Abe benefits from lingering disillusionment with the country's opposition, with voters still leery after the disastrous performance of the centre-left Democratic Party-led government in 2009-2012.

"I'm sceptical at this point that the opposition will win public support if it manages to dent Abe's with this scandal," Tobias Harris, senior vice president of consulting firm Teneo, told AFP.

"The worst case scenario for Abe is that (his ruling party) LDP supporters abandon him, which hasn't happened thus far, giving him a floor of around thirty percent (support)," he added.

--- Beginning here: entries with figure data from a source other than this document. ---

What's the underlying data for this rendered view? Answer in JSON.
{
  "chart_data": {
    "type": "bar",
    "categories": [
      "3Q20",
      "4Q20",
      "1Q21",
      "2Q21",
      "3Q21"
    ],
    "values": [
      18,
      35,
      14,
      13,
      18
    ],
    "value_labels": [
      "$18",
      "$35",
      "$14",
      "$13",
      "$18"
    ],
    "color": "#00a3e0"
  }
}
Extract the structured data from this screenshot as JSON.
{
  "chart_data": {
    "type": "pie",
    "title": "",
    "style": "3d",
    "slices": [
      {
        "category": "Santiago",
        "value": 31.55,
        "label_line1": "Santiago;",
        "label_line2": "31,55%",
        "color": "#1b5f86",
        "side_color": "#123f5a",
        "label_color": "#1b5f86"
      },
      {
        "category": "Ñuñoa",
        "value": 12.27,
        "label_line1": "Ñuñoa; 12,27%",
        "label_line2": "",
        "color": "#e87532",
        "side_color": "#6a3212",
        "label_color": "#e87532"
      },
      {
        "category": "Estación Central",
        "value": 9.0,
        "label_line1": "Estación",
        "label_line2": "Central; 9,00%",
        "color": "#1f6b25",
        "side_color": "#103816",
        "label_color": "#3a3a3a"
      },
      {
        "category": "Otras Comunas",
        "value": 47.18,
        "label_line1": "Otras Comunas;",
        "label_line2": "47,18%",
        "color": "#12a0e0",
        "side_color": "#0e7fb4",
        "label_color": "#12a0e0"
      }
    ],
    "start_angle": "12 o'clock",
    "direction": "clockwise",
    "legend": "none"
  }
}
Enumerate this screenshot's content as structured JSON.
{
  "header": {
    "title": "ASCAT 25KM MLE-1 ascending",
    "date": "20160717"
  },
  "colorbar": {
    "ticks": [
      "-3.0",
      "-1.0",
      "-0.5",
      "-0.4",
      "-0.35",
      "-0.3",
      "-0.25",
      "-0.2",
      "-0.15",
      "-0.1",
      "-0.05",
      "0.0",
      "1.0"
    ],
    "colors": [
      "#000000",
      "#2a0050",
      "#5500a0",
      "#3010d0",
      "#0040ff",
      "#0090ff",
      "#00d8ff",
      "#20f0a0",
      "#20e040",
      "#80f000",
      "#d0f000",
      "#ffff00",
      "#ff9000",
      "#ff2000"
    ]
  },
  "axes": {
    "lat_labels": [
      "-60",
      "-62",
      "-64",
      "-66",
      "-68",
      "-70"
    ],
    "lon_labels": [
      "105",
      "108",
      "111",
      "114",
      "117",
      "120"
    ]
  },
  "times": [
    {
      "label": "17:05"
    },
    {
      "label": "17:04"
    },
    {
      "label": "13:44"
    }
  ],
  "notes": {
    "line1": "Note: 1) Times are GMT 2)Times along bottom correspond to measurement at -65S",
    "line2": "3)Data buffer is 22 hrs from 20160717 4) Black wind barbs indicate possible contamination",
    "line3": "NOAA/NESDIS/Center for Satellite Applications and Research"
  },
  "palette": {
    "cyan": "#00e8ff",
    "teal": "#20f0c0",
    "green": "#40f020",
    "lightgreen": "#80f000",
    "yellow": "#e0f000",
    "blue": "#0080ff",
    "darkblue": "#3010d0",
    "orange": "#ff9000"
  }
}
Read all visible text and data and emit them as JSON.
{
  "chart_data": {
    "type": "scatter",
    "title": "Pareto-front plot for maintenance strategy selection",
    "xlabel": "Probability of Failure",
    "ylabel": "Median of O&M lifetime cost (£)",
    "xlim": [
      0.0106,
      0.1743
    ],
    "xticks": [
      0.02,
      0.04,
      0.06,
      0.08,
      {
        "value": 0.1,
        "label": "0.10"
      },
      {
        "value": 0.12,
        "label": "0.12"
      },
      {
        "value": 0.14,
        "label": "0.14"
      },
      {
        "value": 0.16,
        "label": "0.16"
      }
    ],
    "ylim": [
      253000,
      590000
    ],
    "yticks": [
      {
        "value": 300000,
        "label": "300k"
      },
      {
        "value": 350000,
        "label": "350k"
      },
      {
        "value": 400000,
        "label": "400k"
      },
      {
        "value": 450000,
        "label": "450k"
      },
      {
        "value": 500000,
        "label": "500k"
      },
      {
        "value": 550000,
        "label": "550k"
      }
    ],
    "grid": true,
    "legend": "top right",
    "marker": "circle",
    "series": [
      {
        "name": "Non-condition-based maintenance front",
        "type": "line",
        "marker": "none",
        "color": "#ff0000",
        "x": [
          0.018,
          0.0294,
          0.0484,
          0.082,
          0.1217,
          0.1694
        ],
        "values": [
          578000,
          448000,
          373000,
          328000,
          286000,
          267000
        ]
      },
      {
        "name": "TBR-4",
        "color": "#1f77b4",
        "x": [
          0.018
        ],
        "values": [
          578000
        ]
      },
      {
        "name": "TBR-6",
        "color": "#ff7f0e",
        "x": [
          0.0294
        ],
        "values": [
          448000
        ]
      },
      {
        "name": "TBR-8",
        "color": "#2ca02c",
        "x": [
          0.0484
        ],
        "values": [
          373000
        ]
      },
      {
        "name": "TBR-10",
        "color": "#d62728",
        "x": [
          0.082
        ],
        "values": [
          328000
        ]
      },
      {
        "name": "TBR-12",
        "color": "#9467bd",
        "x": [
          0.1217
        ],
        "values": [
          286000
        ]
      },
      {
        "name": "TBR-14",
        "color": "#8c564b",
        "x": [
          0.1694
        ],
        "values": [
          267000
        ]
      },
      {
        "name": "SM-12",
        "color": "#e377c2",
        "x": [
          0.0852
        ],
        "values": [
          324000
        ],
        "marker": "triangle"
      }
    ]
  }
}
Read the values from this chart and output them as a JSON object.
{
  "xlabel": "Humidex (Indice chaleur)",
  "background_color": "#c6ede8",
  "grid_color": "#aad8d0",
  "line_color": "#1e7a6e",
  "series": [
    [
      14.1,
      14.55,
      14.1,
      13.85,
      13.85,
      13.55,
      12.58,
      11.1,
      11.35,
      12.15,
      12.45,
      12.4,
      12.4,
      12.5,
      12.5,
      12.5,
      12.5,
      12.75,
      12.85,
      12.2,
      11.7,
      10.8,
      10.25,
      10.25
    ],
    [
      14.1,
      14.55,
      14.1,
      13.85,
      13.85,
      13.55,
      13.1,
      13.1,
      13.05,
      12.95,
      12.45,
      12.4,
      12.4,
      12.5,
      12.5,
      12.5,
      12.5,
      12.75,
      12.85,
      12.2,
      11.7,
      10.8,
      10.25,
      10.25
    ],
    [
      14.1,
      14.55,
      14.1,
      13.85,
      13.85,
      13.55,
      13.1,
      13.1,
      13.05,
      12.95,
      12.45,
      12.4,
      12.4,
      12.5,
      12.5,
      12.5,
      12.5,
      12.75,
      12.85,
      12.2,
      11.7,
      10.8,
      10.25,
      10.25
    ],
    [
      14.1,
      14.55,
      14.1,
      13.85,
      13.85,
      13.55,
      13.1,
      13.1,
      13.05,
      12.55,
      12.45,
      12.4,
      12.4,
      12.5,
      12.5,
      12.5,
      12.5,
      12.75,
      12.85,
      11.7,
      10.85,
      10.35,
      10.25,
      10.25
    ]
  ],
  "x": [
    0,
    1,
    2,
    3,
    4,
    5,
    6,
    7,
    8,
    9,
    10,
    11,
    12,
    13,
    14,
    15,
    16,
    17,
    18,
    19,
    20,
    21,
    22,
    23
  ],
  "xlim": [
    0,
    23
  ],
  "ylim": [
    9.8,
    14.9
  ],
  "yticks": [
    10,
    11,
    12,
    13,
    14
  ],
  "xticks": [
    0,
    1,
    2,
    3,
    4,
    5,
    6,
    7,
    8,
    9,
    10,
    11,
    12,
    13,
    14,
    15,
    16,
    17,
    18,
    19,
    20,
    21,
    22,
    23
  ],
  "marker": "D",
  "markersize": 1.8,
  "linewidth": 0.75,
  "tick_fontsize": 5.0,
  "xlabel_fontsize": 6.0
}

"But even then, without a smoking gun I think Abe can hold on for a long time."

"BETTER THAN LYING"

Allegations have continued to emerge, including claims that Abe invited supporters to a dinner at a luxury hotel and let his political support group pick up part of the tab in violation of election law.

His government denies that, and a criminal investigation is viewed as extremely unlikely.

Still, Saito said, the allegations risk damaging public faith in the political system.

"This administration is trying to avert criticism" by withholding documents, and that "hurts a system (of accountability) that is necessary for democracy".

Next year's cherry blossom party has been cancelled, with Abe promising to "reflect on" how the gathering has been organised.

That is likely to be enough to tide him over, Junichi Takase, professor of politics at Nagoya University of Foreign Studies, told AFP.

"The opposition bloc has nothing else in their arsenal except attacking Mr Abe for this kind of scandal," he said.

"Mr Abe is good at handling crises. He admitted there was something wrong, apologised, and wants to move on - that's better than lying."